Quizás no se quede en más que en otra estratagema de la CNMC para adquirir fuerza de negociación, pero al margen de si es o no cierto y de cómo afectaría al mercado, tecnológicamente es un disparate.

Las conexiones de Fibra al contrario que las de xDSL, son punto-multipunto. Esto implica que el caudal está compartido en el último tramo.

Un GPON de los que actualmente se despliegan tiene una capacidad de 2,5 Gbps en bajada y 1,25 Gbps en subida compartidos por todos los usuarios del PON, que pueden llegar a ser 64. Suponiendo una división estricta (sin ganancia estadística) hay menos de 50 megas de bajada y 25 de subida garantizados por usuario.

Ahora mismo es complicado que se acerquen a 64 los clientes de un PON, aunque seguramente ya haya zonas con PONes saturados. En cualquier caso, en un futuro el apagado de las centrales de cobre será una realidad, y muchos clientes tendrán que abrazar la fibra si o si.

Esto significa que el tráfico dentro del PON va a tener una limitación adicional que si bien con una agregación estadística adecuada, es decir una planificación del despliegue adecuada no debería de darse con las velocidades actuales.

Pero aquí entra otro factor adicional y es que no todas las operadoras juegan al mismo juego, simplemente porque su situación en el mercado no es la misma.

Por ejemplo Movistar regala la televisión como arma diferenciadora y la televisión consume un ancho de banda muy prioritario. Esto hace que el ancho de banda disponible en el PON se vea reducido según la cantidad de usuarios que haya viendo la televisión (obviando situaciones con multicast).

En cambio Jazztel vende líneas móviles a precio de saldo. Digamos que lo que paga a Orange por el móvil es lo que le repercute al cliente. Y al igual que Ono lo hace porque no es su negocio, para ellos los móviles son algo que hay que empaquetar porque el resto lo están vendiendo. En el ámbito de la fibra Jazztel se ha tirado a la piscina con los 200 megas simétricos, pero no es una velocidad que se pueda dar con una calidad aceptable en un PON saturado con clientes con dicha velocidad, porque con esa velocidad de subida sólo entran 6 clientes sin pisarse en un PON de 64. Y en el caso de la subida la situación si que se vuelve especialmente problemática porque un simple cliente de p2p es capaz de llenar 200 megas de subida de forma continua, y aquí no hay ganancia estadística que valga.

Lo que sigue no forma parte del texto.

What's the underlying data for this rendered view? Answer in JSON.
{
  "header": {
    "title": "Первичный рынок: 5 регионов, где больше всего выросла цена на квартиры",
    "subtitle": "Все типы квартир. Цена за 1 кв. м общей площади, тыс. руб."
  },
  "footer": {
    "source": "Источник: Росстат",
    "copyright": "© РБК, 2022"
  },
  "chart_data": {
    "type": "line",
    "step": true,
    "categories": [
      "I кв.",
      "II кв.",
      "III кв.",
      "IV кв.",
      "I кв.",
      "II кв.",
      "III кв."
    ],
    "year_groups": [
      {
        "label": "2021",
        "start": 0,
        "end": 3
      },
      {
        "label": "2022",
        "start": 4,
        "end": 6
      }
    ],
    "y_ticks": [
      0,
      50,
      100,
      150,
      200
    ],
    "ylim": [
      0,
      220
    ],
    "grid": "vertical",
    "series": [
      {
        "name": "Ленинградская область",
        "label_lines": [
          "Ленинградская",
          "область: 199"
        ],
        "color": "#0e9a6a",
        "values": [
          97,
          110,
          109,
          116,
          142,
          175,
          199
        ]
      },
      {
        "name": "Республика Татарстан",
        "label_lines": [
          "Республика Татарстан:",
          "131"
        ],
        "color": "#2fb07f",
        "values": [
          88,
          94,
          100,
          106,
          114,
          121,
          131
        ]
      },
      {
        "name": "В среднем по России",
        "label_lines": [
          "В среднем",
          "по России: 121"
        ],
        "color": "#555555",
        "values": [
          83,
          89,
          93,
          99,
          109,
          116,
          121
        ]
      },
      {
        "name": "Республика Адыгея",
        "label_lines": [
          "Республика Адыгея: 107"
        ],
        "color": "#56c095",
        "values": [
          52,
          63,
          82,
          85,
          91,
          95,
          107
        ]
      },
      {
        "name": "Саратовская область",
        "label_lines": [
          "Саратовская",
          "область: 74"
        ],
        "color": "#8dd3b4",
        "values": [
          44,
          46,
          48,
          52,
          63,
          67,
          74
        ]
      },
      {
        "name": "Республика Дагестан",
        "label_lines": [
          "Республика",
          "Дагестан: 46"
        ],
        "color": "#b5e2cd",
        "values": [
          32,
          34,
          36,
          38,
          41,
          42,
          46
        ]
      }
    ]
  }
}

Pero el caso de Jazztel es muy particular. Es una empresa con mucho que ganar y poco que perder, por lo que una oferta en esa línea tiene sentido a corto plazo, y más cuando todas tus armas están orientadas a conseguir que Orange pique el anzuelo. El problema es que Orange sabe que ese anzuelo está envenenado, sabe que Jazztel está vendiendo los móviles a precio de coste (se los está vendiendo Orange) y sabe que el incremento de ingresos que obtienen por los móviles es virtual y en el momento que dejen de crecer en líneas móviles los ingresos de Jazztel tendrán un reajuste a la baja que tirará el precio de las acciones al entorno de los 7 euros.

Lo que Orange no tiene tan claro es el ecosistema de la Fibra, a pesar de que ya la ofertan, la cobertura es meramente testimonial así como los problemas que se han ido encontrando y puliendo. Ahora mismo una oferta mayorista de Fibra sería un caramelo para Orange, sobre todo para desinflar la burbuja de Jazztel.

Pero más allá de artimañas, compartir una red de Fibra entre empresas con objetivos tan dispares y ofertas comerciales que afectan al rendimiento del resto de accesos, no sólo es una temeridad, sino que también es una estupidez.

De hacerse realidad, es posible que pronto las ofertas de Fibra tengan que anteponer el “Hasta” a la velocidad como ya ocurre en Japón o Corea para velocidades de 1 Gbps, mejor dicho, para velocidades de Hasta 1 Gbps.